Developers can choose from one of two tiers:
- Tier 1: A 5% fee in exchange for the limited set of App Store services, including app reviews, Apple Support, and other trust and safety features.
- Tier 2: A 13% fee in exchange for all services provided by the App Store, including automatic app updates.
Core Technology Commission
Developers on Apple’s standard EU business terms will pay the new CTC — a 5% commission on link-out sales — instead of the old CTF. Those on alternative business terms will continue paying the CTF, which is €0.50 for each app install over one million installs in the past 12 months. However, Apple says it will transition all apps to the CTC by Jan. 1, 2026.
“The CTC reflects value Apple provides developers through ongoing investments in the tools, technologies, and services that enable them to build and share innovative apps with users,” Apple said in its statement.
CTF was in response to DMA requirements, but EU was not impressed
Apple introduced the CTF in January 2024, along with its new business terms for EU developers, just before the DMA came into force. Because the new terms allowed app developers to steer users to alternative purchase options through link-outs, Apple needed a new way to recoup revenue it would otherwise have earned from in-app purchases. Therefore, it made sure any developer who used link-outs also paid a Core Technology Fee.
However, the Commission said the fees relating to link-outs went “beyond the possible remuneration for the initial acquisition of that end user facilitated by Apple.”
According to the DMA, the entire link-out transaction, from promotion to the actual sale, must be free from Apple’s fee, not just the developer’s ability to mention other purchasing options. It remains to be seen whether the EU will accept the changes made this week.
All these changes could be in response to a €500 million fine
Last month, the Commission announced that Apple remained non-compliant with the DMA one month after being fined €500 million.

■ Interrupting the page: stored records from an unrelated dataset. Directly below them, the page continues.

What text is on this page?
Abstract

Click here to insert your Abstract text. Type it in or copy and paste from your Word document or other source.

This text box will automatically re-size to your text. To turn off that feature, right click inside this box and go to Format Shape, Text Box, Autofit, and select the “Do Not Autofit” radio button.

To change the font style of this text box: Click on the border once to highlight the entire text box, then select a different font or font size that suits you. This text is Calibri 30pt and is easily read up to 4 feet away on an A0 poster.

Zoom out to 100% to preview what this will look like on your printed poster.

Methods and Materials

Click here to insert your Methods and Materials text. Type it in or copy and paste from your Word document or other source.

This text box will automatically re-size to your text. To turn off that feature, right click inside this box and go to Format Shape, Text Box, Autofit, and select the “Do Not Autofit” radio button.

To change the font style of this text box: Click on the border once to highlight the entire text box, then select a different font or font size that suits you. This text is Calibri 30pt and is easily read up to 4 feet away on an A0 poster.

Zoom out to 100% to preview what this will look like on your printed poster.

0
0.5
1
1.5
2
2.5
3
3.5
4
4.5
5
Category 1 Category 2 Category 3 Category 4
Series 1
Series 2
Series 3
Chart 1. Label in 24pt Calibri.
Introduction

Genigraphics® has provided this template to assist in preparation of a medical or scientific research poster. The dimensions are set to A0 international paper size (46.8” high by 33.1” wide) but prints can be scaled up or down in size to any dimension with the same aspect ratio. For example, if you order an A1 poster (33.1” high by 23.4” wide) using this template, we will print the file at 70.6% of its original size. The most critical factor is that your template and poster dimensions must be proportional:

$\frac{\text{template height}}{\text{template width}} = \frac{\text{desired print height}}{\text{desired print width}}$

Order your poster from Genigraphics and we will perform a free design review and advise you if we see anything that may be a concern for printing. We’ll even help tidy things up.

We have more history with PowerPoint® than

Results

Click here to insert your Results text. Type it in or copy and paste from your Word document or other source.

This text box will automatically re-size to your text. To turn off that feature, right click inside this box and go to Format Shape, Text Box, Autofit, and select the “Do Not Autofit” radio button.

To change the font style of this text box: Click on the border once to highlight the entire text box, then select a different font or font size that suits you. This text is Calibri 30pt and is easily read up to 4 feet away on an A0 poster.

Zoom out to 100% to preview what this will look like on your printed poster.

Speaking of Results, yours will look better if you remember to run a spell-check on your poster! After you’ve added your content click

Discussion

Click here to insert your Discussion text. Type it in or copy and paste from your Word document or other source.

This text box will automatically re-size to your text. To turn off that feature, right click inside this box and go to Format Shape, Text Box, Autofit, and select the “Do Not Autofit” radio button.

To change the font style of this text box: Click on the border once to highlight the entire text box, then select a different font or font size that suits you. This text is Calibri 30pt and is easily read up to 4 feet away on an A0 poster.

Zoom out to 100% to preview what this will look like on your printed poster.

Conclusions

The fine was imposed because, despite previous changes, Apple did not allow app developers to freely steer users toward external purchasing options outside the App Store.
The EU found the requirements regarding the use of link-outs to be too restrictive. Developers must not simply be granted the theoretical ability to steer users, as Apple claimed the DMA requires; they must be able to do so in a practical and effective manner. Imposing restrictions or fees, such as the CTF, that discourage steering constitutes non-compliance.
Apple vs the Digital Markets Act
The DMA has been a point of contention for Apple since its enactment in September 2022. In September 2024, the antitrust watchdog initiated two proceedings under the DMA to push Apple to enhance interoperability between iOS, iPadOS, and third-party devices, and published some potential mitigations in March.
Apple formally appealed its requirements earlier this month, warning that granting third parties access to its technology stack could compromise privacy and security.
Nevertheless, Apple has made several adjustments to address regulatory concerns. Since early 2024, it has allowed EU users to delete pre-installed apps, made changes to the App Store, and introduced DMA-compliant Apple Intelligence. That’s not surprising, considering fines for noncompliance can be up to 10% of the company’s total worldwide turnover, rising to 20% in cases of repeated infringement.
This is not the only time Apple has bent to the EU’s wishes this month; the company is also introducing energy labels for iPhones and iPads sold in the region.